Two decades ago, it was rare, but now in the United States 15 to 25 times a year, "An otherwise loving and attentive parent one day gets busy, or distracted, or upset, or confused by a change in his or her daily routine, and just... forgets a child is in the car." And it's a warm day -- and sometimes, not even that warm -- and tragedy strikes, with what doctors call "death by hyperthermia".
"What kind of person," asks Gene Weingarten in Sunday's Washington Post Magazine, "forgets a baby?"
The wealthy do, it turns out. And the poor, and the middle class. Parents of all ages and ethnicities do it. Mothers are just as likely to do it as fathers. It happens to the chronically absent-minded and to the fanatically organized, to the college-educated and to the marginally literate. In the last 10 years, it has happened to a dentist. A postal clerk. A social worker. A police officer. An accountant. A soldier. A paralegal. An electrician. A Protestant clergyman. A rabbinical student. A nurse. A construction worker. An assistant principal. It happened to a mental health counselor, a college professor and a pizza chef. It happened to a pediatrician. It happened to a rocket scientist.
"There may be no act of human failing that more fundamentally challenges our society's views about crime, punishment, justice and mercy," he writes, interviewing thirteen of these parents in an article that will simply blow you away. And even when I remind you that Weingarten deservedly won a Pulitzer for his 2007 article exploring what kind of attention world-renowned violinist Joshua Bell would receive playing in a Metro station (and why), you're still not going to be prepared for the way in which Weingarten's empathy for his subjects and multidisciplinary research will affect you.
There are, as I suggested, legal and policy aspects to this that Weingarten flags, mostly centering around the randomness of which parents are prosecuted for these deaths, and in which cases prosecutors recognize that a lifetime of personal guilt is enough. I do, however, also want to draw your attention to these passages:
Two decades ago, this was relatively rare. But in the early 1990s, car-safety experts declared that passenger-side front airbags could kill children, and they recommended that child seats be moved to the back of the car; then, for even more safety for the very young, that the baby seats be pivoted to face the rear. If few foresaw the tragic consequence of the lessened visibility of the child . . . well, who can blame them?
For years, [Janette Fennell of the nonprofit Kids and Cars] has been lobbying for a law requiring back-seat sensors in new cars, sensors that would sound an alarm if a child's weight remained in the seat after the ignition is turned off. Last year, she almost succeeded. The 2008 Cameron Gulbransen Kids' Transportation Safety Act -- which requires safety improvements in power windows and in rear visibility, and protections against a child accidentally setting a car in motion -- originally had a rear seat-sensor requirement, too. It never made the final bill; sponsors withdrew it, fearing they couldn't get it past a powerful auto manufacturers' lobby.
There are a few aftermarket products that alert a parent if a child remains in a car that has been turned off. These products are not huge sellers. They have likely run up against the same marketing problem that confronted three NASA engineers a few years ago.
In 2000, Chris Edwards, Terry Mack and Edward Modlin began to work on just such a product after one of their colleagues, Kevin Shelton, accidentally left his 9-month-old son to die in the parking lot of NASA Langley Research Center in Hampton, Va. The inventors patented a device with weight sensors and a keychain alarm. Based on aerospace technology, it was easy to use; it was relatively cheap, and it worked.
Janette Fennell had high hopes for this product: The dramatic narrative behind it, she felt, and the fact that it came from NASA, created a likelihood of widespread publicity and public acceptance.
That was five years ago. The device still isn't on the shelves. The inventors could not find a commercial partner willing to manufacture it. One big problem was liability. If you made it, you could face enormous lawsuits if it malfunctioned and a child died. But another big problem was psychological: Marketing studies suggested it wouldn't sell well.

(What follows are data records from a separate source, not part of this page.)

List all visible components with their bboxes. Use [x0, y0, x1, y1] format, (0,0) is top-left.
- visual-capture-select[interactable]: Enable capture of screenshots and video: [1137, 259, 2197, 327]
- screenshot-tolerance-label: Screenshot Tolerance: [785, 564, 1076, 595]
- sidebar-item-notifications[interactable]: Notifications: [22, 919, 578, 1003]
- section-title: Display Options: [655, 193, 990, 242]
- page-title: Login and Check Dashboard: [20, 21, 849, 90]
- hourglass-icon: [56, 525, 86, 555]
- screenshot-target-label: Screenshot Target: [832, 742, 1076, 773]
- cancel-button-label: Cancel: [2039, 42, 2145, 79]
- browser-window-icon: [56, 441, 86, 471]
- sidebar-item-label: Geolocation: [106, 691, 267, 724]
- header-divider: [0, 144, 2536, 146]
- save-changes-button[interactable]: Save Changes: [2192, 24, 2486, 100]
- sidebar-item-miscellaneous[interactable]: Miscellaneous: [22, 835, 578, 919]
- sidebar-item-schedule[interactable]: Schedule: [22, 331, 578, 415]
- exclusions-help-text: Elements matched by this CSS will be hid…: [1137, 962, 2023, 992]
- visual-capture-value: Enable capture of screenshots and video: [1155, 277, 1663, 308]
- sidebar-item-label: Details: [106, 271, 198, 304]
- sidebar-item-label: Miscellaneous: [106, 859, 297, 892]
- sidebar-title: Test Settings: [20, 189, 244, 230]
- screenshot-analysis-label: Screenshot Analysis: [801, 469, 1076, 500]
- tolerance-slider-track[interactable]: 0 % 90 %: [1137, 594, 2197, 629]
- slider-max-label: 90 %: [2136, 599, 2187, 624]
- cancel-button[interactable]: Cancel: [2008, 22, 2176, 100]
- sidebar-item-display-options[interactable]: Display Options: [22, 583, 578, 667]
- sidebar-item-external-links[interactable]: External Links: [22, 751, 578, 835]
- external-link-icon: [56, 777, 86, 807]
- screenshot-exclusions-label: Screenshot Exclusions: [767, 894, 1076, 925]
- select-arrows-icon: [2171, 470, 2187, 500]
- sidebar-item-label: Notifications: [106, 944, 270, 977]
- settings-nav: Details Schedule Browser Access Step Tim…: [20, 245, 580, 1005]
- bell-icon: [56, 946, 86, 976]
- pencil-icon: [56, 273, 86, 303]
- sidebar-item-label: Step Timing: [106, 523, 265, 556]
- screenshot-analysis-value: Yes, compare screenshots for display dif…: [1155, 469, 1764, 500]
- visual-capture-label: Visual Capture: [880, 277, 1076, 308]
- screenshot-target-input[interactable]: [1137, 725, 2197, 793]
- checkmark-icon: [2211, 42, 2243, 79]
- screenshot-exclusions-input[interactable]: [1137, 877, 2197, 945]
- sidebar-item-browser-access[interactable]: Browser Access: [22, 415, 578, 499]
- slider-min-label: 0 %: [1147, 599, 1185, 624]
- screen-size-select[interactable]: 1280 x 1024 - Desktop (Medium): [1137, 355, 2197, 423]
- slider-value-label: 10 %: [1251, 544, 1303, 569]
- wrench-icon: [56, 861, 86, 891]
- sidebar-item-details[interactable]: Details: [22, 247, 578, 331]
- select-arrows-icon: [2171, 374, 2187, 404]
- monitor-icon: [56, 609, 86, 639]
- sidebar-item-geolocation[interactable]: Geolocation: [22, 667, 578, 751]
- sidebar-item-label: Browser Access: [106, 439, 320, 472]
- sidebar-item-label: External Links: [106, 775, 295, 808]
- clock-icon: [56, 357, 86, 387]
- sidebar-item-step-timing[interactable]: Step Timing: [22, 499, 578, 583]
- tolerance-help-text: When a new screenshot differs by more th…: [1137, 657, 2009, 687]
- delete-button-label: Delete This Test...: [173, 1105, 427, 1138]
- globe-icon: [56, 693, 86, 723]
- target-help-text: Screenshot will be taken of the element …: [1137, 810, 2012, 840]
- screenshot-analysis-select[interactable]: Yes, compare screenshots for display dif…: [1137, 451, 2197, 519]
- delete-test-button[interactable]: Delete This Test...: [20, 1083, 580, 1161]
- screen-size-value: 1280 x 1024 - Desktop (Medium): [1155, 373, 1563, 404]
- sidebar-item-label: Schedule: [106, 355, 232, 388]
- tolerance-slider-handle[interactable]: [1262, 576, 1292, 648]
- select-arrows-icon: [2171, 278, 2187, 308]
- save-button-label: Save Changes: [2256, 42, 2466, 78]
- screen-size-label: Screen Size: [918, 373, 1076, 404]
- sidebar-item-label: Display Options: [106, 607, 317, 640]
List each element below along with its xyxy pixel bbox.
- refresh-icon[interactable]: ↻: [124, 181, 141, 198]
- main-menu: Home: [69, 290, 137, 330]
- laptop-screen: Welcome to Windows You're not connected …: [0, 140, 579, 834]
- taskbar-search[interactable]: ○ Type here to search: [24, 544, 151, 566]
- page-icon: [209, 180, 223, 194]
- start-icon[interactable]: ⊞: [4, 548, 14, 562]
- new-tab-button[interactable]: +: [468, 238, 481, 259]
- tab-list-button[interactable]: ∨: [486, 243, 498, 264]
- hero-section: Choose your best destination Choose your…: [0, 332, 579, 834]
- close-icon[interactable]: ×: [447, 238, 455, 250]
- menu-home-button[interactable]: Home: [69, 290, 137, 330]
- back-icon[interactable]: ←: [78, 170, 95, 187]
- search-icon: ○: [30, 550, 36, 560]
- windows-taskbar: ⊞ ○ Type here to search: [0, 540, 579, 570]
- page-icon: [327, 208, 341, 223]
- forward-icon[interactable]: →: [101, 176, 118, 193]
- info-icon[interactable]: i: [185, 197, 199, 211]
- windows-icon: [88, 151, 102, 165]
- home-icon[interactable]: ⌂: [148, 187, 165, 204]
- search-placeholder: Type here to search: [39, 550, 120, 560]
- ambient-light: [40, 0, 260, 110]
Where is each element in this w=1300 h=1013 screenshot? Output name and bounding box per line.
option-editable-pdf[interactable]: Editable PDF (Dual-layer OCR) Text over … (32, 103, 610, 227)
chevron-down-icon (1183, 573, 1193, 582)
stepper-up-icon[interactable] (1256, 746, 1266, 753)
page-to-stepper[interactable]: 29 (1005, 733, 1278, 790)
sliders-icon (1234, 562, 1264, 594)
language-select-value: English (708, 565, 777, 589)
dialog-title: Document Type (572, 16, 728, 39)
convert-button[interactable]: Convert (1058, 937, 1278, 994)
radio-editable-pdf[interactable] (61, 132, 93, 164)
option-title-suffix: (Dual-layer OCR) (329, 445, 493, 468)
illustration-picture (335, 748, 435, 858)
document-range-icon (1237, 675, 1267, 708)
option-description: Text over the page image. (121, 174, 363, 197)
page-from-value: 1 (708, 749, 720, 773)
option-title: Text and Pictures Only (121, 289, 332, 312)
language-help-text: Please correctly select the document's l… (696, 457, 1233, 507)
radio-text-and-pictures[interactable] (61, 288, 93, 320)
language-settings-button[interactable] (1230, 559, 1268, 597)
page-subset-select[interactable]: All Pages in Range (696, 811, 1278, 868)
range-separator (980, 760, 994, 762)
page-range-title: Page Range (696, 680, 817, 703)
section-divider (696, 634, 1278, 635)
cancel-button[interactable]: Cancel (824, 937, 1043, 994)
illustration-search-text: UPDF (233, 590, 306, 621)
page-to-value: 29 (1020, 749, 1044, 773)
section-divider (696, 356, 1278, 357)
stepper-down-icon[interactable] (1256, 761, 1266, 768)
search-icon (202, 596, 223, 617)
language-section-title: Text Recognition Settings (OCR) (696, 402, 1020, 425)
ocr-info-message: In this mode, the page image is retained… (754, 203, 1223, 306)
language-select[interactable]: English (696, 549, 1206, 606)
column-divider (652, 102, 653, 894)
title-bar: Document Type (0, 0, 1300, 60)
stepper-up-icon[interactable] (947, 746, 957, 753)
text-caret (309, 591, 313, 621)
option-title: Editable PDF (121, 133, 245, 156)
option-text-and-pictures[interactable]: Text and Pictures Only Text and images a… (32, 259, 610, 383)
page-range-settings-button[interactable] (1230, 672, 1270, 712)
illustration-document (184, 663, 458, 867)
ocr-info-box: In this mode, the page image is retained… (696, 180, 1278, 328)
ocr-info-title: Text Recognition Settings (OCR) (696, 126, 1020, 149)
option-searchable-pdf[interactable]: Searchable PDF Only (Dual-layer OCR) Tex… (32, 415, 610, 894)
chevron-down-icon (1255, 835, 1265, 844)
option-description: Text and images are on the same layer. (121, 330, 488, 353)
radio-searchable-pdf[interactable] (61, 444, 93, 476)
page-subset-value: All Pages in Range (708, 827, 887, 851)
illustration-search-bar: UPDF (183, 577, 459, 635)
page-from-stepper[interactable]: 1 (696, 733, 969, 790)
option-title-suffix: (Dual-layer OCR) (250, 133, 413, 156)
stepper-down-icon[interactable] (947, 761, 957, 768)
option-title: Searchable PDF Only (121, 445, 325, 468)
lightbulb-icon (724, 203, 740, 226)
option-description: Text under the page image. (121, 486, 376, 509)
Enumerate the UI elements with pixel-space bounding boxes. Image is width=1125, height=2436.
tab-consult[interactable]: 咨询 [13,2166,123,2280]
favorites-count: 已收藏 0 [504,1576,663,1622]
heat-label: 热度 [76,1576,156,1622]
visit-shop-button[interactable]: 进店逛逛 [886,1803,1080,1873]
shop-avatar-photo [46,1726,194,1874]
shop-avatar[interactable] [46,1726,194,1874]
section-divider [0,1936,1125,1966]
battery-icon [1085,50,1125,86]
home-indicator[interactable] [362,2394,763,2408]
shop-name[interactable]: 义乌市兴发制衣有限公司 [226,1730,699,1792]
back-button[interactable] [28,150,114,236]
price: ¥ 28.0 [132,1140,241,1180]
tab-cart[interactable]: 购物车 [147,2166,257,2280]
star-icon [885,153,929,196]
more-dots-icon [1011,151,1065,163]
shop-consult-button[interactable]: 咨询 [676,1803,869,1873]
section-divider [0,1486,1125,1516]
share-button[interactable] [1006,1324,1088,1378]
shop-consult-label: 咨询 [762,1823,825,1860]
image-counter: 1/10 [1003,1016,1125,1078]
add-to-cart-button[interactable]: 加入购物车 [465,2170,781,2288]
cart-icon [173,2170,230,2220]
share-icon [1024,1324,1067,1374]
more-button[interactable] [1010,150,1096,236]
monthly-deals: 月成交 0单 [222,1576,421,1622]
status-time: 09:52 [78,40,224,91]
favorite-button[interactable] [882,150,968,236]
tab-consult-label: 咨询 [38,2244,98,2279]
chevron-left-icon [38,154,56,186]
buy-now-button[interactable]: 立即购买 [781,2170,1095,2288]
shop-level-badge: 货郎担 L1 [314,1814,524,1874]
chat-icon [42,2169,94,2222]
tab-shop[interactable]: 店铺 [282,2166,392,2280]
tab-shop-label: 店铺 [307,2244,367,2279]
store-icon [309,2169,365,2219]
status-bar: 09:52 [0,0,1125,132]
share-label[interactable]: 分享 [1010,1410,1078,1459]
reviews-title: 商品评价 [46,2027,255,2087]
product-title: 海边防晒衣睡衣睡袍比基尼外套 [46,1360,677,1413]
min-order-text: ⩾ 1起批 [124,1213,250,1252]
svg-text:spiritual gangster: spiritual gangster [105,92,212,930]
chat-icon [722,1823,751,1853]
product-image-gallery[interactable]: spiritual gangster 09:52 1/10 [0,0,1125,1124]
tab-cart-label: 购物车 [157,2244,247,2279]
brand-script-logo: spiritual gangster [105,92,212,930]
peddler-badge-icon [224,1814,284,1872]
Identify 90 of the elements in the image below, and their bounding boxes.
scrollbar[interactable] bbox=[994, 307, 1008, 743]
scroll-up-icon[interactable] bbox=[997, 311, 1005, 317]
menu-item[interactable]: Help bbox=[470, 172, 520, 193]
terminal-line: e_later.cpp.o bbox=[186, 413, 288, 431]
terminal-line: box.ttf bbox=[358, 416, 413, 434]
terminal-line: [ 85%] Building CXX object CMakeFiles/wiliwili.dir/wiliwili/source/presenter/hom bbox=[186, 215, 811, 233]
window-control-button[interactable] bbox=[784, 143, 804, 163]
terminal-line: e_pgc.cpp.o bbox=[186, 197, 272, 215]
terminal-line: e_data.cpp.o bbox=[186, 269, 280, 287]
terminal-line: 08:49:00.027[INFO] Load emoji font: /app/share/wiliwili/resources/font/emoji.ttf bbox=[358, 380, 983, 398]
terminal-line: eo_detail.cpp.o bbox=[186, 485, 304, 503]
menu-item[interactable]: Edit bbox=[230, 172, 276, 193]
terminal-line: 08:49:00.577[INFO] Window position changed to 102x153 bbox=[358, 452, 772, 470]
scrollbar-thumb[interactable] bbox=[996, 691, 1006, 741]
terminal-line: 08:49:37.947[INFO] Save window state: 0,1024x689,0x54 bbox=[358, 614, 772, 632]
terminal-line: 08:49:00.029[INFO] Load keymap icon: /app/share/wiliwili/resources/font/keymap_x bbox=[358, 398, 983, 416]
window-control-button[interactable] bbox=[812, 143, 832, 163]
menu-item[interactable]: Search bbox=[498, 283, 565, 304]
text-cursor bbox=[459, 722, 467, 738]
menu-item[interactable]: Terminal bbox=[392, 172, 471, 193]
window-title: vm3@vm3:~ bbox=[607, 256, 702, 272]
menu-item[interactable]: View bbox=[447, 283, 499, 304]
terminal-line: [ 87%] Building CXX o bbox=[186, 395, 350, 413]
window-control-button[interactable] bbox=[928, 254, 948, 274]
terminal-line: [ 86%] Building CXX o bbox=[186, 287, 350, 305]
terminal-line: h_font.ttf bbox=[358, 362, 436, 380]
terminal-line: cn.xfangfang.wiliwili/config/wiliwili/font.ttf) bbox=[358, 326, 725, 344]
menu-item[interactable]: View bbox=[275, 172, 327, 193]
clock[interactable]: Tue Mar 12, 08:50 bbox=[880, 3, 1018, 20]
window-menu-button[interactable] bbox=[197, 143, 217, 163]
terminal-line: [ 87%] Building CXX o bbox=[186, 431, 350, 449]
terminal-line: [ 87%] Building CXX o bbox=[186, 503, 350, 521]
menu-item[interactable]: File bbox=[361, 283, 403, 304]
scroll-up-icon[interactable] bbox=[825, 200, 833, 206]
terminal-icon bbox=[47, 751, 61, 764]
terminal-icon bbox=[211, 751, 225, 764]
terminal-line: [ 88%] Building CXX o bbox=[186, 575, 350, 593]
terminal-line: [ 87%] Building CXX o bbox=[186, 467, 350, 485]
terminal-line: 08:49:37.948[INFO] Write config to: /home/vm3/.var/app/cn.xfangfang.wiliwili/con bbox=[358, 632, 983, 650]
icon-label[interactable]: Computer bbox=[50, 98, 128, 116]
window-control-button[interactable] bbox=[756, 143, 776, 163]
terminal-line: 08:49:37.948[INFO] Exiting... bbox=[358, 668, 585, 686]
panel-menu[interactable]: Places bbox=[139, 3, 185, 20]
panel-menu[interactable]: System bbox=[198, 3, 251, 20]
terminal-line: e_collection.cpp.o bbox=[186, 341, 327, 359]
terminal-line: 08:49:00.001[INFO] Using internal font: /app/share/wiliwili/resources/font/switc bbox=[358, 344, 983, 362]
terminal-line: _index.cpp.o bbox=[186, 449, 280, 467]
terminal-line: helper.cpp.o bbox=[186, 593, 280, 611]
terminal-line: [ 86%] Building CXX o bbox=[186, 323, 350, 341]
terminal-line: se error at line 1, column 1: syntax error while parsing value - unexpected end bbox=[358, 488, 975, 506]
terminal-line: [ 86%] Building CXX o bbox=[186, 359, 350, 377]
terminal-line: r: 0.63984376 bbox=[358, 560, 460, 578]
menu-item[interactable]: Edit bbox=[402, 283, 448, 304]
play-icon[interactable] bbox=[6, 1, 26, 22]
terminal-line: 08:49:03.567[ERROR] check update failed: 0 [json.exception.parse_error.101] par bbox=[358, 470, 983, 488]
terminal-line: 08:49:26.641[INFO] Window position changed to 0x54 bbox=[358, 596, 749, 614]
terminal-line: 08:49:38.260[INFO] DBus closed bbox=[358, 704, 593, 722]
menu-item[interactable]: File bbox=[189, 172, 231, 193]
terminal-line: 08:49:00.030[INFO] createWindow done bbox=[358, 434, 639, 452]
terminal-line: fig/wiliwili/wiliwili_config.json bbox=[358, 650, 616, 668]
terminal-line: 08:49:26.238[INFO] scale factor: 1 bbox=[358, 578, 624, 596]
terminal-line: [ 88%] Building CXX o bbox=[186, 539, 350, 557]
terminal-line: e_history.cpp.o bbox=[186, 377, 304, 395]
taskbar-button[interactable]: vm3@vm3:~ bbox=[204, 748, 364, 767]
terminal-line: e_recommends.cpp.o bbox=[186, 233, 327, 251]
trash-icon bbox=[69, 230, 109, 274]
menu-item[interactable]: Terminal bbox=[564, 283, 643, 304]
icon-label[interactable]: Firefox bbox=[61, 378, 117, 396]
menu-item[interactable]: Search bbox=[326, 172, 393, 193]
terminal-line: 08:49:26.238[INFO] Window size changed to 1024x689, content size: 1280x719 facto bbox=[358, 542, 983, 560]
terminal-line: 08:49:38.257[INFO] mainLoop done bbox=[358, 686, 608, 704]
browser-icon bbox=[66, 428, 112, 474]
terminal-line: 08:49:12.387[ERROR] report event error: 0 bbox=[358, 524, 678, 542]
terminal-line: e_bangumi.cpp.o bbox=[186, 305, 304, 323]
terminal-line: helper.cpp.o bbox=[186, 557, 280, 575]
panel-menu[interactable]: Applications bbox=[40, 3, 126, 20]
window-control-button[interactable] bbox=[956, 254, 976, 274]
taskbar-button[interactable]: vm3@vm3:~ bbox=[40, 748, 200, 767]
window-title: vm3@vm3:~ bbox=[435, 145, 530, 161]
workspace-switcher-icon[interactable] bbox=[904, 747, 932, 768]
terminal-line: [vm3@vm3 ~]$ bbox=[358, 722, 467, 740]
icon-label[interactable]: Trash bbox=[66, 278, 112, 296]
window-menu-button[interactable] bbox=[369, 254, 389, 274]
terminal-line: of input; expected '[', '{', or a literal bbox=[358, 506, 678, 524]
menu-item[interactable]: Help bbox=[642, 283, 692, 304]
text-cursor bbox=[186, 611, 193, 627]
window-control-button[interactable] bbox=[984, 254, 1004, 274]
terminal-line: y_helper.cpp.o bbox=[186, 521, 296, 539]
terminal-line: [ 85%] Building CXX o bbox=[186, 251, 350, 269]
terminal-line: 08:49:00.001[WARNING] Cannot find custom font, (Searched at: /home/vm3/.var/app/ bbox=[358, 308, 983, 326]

The problem is this simple: People think this could never happen to them.
On a policy level, then, much of this loops back to Prof. Cass Sunstein's recent nomination to head the Office of Information and Regulatory Affairs, an executive-branch office with the mission of analyzing and coordinating federal regulation, and the use of cost-benefit analysis in assessing what sorts of safety regulations are most effective. In short, we need a regime that looks at all the secondary effects of whatever regulation is under consideration -- are we creating more risks than we're solving in mandating some approach to one problem? On the whole, are mandatory airbags worth it?
But mostly, after reading this article and Weingarten's revealing chat with readers today, you'll be left with profound admiration for Weingarten's too-rarely-displayed journalistic heft, and with a lot of questions about the quality of mercy in modern America.
In that chat, Weingarten answers why he wrote the article: "So it will happen less often. So when it does happen, the poor, decent, terribly damaged people to whom it happens are not demonized by an ignorant public."